Generously sponsored by literary agency Peters Fraser + Dunlop, the Young Writer of the Year Award is running in association with the University of Warwick – home to the acclaimed Warwick Writing Programme. In addition to the prize money of £5,000, the winner gets the opportunity to take up a 10-week residential course with the programme, and all shortlisted authors receive overseas exposure through the British Council, the international partner of the prize.

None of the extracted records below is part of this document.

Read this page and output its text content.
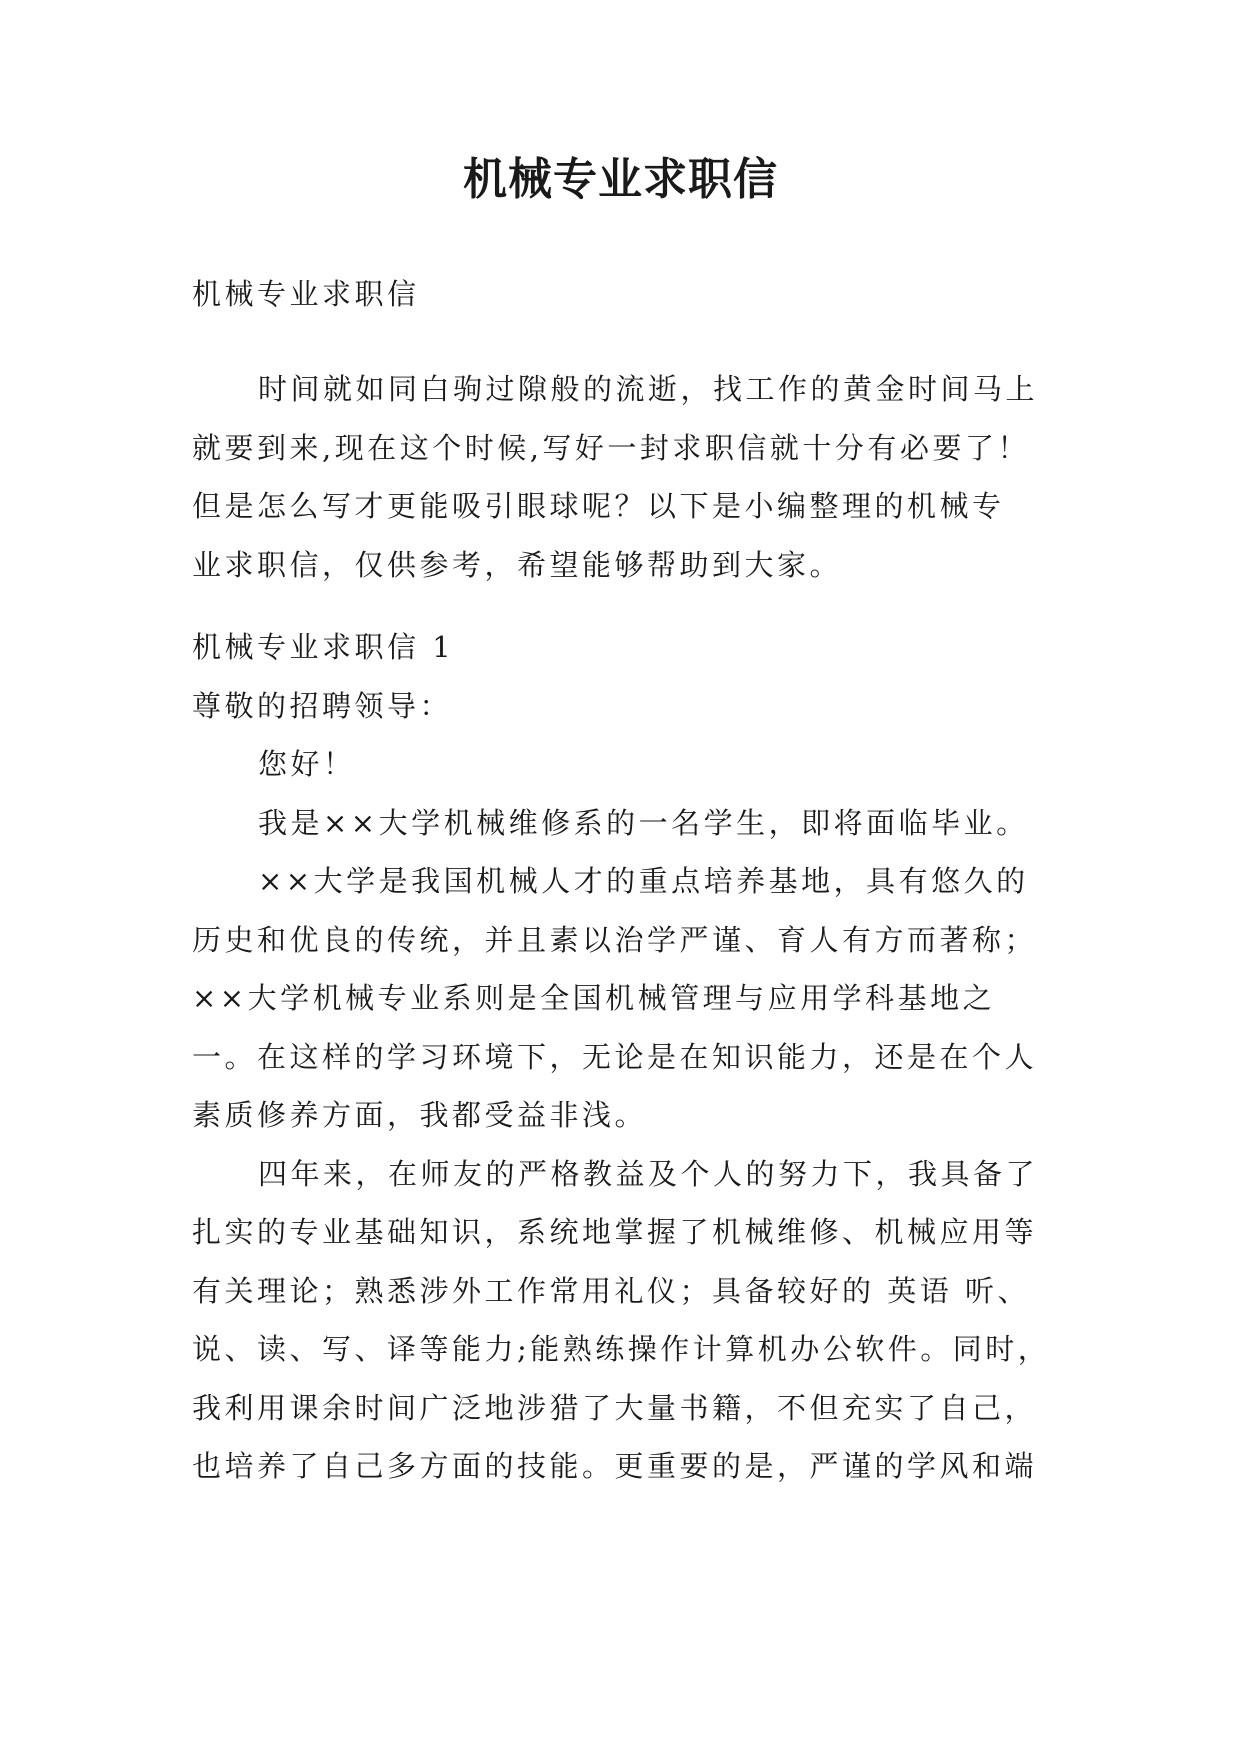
机械专业求职信

机械专业求职信

时间就如同白驹过隙般的流逝，找工作的黄金时间马上
就要到来,现在这个时候,写好一封求职信就十分有必要了！
但是怎么写才更能吸引眼球呢？以下是小编整理的机械专
业求职信，仅供参考，希望能够帮助到大家。

机械专业求职信 1
尊敬的招聘领导：
您好！
我是××大学机械维修系的一名学生，即将面临毕业。
××大学是我国机械人才的重点培养基地，具有悠久的
历史和优良的传统，并且素以治学严谨、育人有方而著称；
××大学机械专业系则是全国机械管理与应用学科基地之
一。在这样的学习环境下，无论是在知识能力，还是在个人
素质修养方面，我都受益非浅。
四年来，在师友的严格教益及个人的努力下，我具备了
扎实的专业基础知识，系统地掌握了机械维修、机械应用等
有关理论；熟悉涉外工作常用礼仪；具备较好的 英语 听、
说、读、写、译等能力;能熟练操作计算机办公软件。同时，
我利用课余时间广泛地涉猎了大量书籍，不但充实了自己，
也培养了自己多方面的技能。更重要的是，严谨的学风和端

Past winners are: Salley Rooney, Conversations with Friends (2017); Max Porter, Grief is the Thing with Feathers (2016); Sarah Howe, Loop of Jade (2015); Ross Raisin, God’s Own Country (2009); Adam Foulds, The Truth About These Strange Times (2008); Naomi Alderman, Disobedience (2007), Robert Macfarlane, Mountains of the Mind: a History of a Fascination (2004); William Fiennes, The Snow Geese (2003); Zadie Smith, White Teeth (2001); Sarah Waters, Affinity (2000); Paul Farley, The Boy from the Chemist is Here to See You (1999); Patrick French, Liberty or Death: India’s Journey to Independence and Division (1998); Francis Spufford, I May Be Some Time: Ice and the English Imagination (1997); Katherine Pierpoint, Truffle Beds (1996); Andrew Cowan, Pig (1995); William Dalrymple, City of Djinns: A Year in Delhi (1994); Simon Armitage, Kid (1993); Caryl Phillips, Cambridge (1992); and Helen Simpson, Four Bare Legs in a Bed and Other Stories (1991).